High Plane of Nutrition: Is It Worth It For Your Calves? – Augusta Hagen
A top goal for dairy farmers and nutritionists is to raise healthy calves that will transition into long-term members of the milking herd. Although the goal is simple, many factors play a role in raising a healthy replacement, including the nutrition program.
A majority of today’s calf nutrition programs can be identified as either conventional or intensive. Conventional feeding generally offers one gallon of pasteurized milk per day or 8 to 10 ounces of a 20/20 milk replacer twice a day. The intensive program gradually ramps up the calves to reach 1 gallon of pasteurized milk or 16 ounces of 26/18 milk replacer twice a day.
Research has shown that intensive milk feeding programs have a number of benefits, such as:
- Improved health
- Increased average daily gains in the pre-weaning period
- Decreased time to breeding size
- Decreased age at first calving
- Possible link to increase in milk production
A recent study at Michigan State University concluded that, when comparing a conventional and an intensive milk replacer, calves fed the accelerated program gained 0.44l pounds per day more pre-weaning.
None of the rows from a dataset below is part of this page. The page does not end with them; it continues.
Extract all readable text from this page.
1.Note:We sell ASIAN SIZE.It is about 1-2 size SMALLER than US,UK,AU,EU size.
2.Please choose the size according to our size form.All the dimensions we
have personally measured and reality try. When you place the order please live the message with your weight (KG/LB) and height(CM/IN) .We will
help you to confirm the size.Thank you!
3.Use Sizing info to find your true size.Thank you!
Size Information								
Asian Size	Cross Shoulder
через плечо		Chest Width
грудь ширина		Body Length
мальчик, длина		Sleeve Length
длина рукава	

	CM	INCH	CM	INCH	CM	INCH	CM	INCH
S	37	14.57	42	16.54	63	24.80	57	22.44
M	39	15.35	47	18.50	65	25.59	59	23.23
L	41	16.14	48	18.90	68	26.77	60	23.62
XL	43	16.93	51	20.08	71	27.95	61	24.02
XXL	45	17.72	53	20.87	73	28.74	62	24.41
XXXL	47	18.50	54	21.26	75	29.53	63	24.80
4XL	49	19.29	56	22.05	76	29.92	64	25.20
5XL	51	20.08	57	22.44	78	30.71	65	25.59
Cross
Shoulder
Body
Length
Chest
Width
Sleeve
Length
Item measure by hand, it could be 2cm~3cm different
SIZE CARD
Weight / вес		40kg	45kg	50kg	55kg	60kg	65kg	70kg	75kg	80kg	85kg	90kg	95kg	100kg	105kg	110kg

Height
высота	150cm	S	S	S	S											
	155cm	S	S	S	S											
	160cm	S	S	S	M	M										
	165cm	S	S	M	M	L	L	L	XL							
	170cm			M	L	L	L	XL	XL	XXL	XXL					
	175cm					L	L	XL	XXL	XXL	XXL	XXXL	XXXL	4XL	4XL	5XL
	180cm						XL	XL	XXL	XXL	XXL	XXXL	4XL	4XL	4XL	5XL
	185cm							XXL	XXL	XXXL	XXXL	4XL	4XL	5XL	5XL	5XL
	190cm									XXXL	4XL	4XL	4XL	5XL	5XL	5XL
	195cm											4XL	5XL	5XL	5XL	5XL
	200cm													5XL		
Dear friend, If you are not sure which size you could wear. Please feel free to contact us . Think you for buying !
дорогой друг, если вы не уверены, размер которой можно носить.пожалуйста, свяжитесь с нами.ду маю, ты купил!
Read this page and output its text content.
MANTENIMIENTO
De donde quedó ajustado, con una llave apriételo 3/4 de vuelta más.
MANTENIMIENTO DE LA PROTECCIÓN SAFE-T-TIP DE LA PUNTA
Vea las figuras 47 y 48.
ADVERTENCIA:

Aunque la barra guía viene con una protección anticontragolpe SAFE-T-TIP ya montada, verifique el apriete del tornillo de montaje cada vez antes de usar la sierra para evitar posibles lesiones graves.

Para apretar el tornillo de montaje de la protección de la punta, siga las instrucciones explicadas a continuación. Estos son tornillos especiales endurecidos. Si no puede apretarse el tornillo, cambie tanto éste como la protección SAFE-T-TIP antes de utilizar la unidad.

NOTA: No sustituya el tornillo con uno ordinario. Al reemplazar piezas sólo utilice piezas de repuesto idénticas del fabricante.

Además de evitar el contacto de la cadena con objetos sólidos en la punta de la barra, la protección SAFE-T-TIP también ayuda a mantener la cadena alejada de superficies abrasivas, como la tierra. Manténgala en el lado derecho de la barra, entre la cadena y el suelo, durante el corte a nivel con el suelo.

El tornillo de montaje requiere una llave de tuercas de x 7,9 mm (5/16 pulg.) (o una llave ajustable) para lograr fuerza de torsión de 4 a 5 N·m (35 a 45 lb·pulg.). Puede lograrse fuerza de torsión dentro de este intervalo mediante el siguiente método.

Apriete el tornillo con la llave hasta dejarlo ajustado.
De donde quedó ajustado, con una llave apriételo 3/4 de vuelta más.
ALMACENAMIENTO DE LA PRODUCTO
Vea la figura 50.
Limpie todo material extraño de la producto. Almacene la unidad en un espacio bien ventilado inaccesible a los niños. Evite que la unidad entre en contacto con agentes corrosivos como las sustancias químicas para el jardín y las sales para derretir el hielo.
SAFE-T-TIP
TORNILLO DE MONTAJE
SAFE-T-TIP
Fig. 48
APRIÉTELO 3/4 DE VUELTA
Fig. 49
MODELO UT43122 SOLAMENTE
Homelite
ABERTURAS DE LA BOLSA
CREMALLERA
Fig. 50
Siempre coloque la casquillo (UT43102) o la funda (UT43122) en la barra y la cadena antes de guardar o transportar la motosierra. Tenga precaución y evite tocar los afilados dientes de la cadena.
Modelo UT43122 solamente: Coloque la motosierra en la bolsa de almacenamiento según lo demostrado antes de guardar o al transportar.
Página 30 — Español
The calves fed the intensive program were also ready to breed 31 days earlier.
Likewise, a study published in the Journal of Dairy Science showed similar pre-weaning results when comparing the two feeding programs and also showed that intensive feeding decreases age at first calving. By increasing the amount of nutrients available to the calf, it makes sense that the calf would grow and develop more rapidly than those fed conventionally.
In addition to these improvements in performance, higher planes of nutrition may also offer immune benefits.
Dr. Mike Van Amburgh, Cornell University, suggests that an intensive feeding program boosts nutrient intake above maintenance requirements. This accounts for the effects of season and ambient temperature, resulting in less dehydration during heat stress and less energy lost due to cold stress.
From a practical standpoint, I have observed some of these benefits in my own personal experiences with feeding calves. I noticed that increased nutrient intakes often correlated with a decrease in the frequency and duration of sick calves. This, of course, also meant fewer treatments. When a farm transitions to an intensive feeding program, it’s rare that I see them turn back to conventional feeding.
Intensive feeding is a big investment with increased milk volume inputs, but you need to look at the big picture. With increased performance and immunity, matched with strong overall management, the investment can have significant payoffs.